The distinction between principles and practices is the bedrock of the ShiftGear approach. From the first day Don and I met, we have tried to move between the world of theory and the world of practice. We want to offer tools and approaches that work, and we want to know why those tools and approaches work based on the underlying science. For example, using yellow tape to signal a failed job on a moving assembly line is a practice. And humans thriving in tasks that provide clear, unambiguous feedback is a psychological principle. Yellow tape is a way to capitalize on that principle, but it is only one of many.

Your mission (should you choose to accept it) is to take the principles of Dynamic Work Design and adapt them to your unique challenges and culture. WorkLab@MIT exists to identify and clarify these principles. ShiftGear exists to equip you with a deep understanding of those principles and help you use them effectively. We have helped create dozens of Visual Management boards for our clients, but I doubt any two of those are exactly alike. They all, however, help managers reconcile and align activity and intent (principle #1), engage in structured problem solving (principle #2), ensure optimal challenge (principle #3), and connect the human chain (principle #4).

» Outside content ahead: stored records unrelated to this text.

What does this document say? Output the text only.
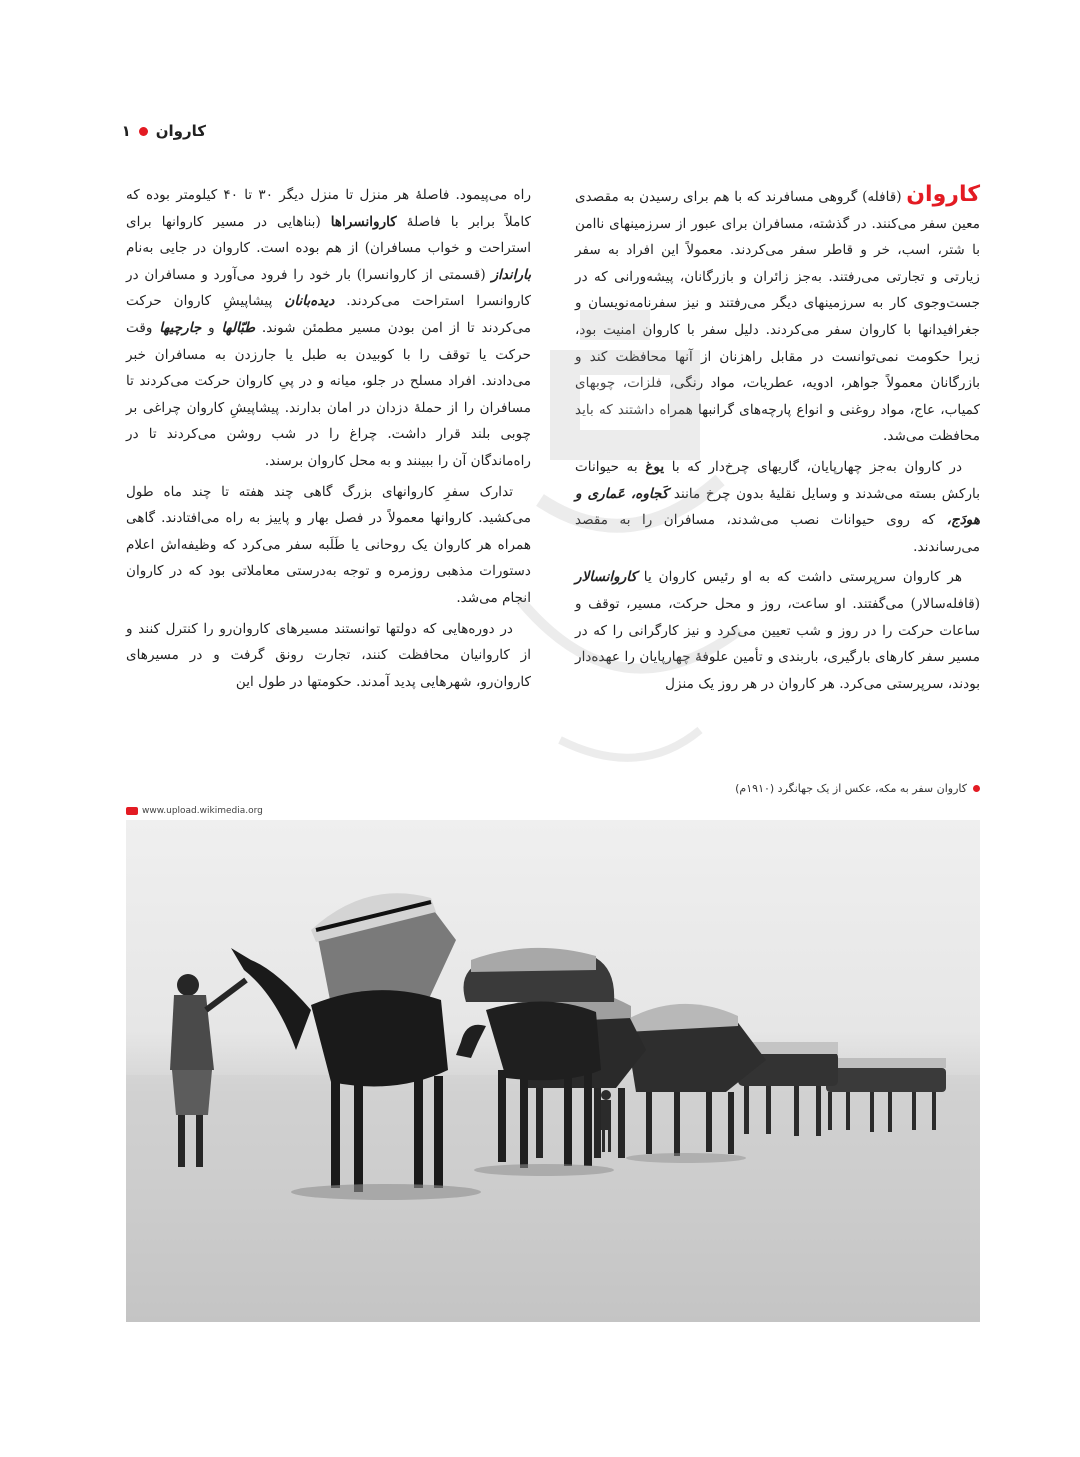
کاروان
۱

کاروان (قافله) گروهی مسافرند که با هم برای رسیدن به مقصدی معین سفر می‌کنند. در گذشته، مسافران برای عبور از سرزمینهای ناامن با شتر، اسب، خر و قاطر سفر می‌کردند. معمولاً این افراد به سفر زیارتی و تجارتی می‌رفتند. به‌جز زائران و بازرگانان، پیشه‌ورانی که در جست‌وجوی کار به سرزمینهای دیگر می‌رفتند و نیز سفرنامه‌نویسان و جغرافیدانها با کاروان سفر می‌کردند. دلیل سفر با کاروان امنیت بود، زیرا حکومت نمی‌توانست در مقابل راهزنان از آنها محافظت کند و بازرگانان معمولاً جواهر، ادویه، عطریات، مواد رنگی، فلزات، چوبهای کمیاب، عاج، مواد روغنی و انواع پارچه‌های گرانبها همراه داشتند که باید محافظت می‌شد.

در کاروان به‌جز چهارپایان، گاریهای چرخ‌دار که با یوغ به حیوانات بارکش بسته می‌شدند و وسایل نقلیهٔ بدون چرخ مانند کَجاوه، عَماری و هودَج، که روی حیوانات نصب می‌شدند، مسافران را به مقصد می‌رساندند.

هر کاروان سرپرستی داشت که به او رئیس کاروان یا کاروانسالار (قافله‌سالار) می‌گفتند. او ساعت، روز و محل حرکت، مسیر، توقف و ساعات حرکت را در روز و شب تعیین می‌کرد و نیز کارگرانی را که در مسیر سفر کارهای بارگیری، باربندی و تأمین علوفهٔ چهارپایان را عهده‌دار بودند، سرپرستی می‌کرد. هر کاروان در هر روز یک منزل

راه می‌پیمود. فاصلهٔ هر منزل تا منزل دیگر ۳۰ تا ۴۰ کیلومتر بوده که کاملاً برابر با فاصلهٔ کاروانسراها (بناهایی در مسیر کاروانها برای استراحت و خواب مسافران) از هم بوده است. کاروان در جایی به‌نام بار‌انداز (قسمتی از کاروانسرا) بار خود را فرود می‌آورد و مسافران در کاروانسرا استراحت می‌کردند. دیده‌بانان پیشاپیشِ کاروان حرکت می‌کردند تا از امن بودن مسیر مطمئن شوند. طبّالها و جارچیها وقت حرکت یا توقف را با کوبیدن به طبل یا جارزدن به مسافران خبر می‌دادند. افراد مسلح در جلو، میانه و در پیِ کاروان حرکت می‌کردند تا مسافران را از حملهٔ دزدان در امان بدارند. پیشاپیشِ کاروان چراغی بر چوبی بلند قرار داشت. چراغ را در شب روشن می‌کردند تا در راه‌ماندگان آن را ببینند و به محل کاروان برسند.

تدارک سفرِ کاروانهای بزرگ گاهی چند هفته تا چند ماه طول می‌کشید. کاروانها معمولاً در فصل بهار و پاییز به راه می‌افتادند. گاهی همراه هر کاروان یک روحانی یا طَلَبه سفر می‌کرد که وظیفه‌اش اعلام دستورات مذهبی روزمره و توجه به‌درستی معاملاتی بود که در کاروان انجام می‌شد.

در دوره‌هایی که دولتها توانستند مسیرهای کاروان‌رو را کنترل کنند و از کاروانیان محافظت کنند، تجارت رونق گرفت و در مسیرهای کاروان‌رو، شهرهایی پدید آمدند. حکومتها در طول این

کاروان سفر به مکه، عکس از یک جهانگرد (۱۹۱۰م)
www.upload.wikimedia.org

So don’t be afraid to change any tool or practice to fit your organization and its current challenges. Just make sure that it’s still consistent with the underlying principles. Toyota has increasingly replaced the famous andon (or stop) cord with a stop button. The technology may be different, but the principle is exactly the same.

And to our Mexican colleagues, apologies for our insensitivity. When it comes to cross-cultural applications of Dynamic Work Design, we still suck!

Nelson Repenning

Nelson helps translate successful fieldwork into underlying principles with rigorous academic underpinnings for use in his work at MIT as well as by ShiftGear.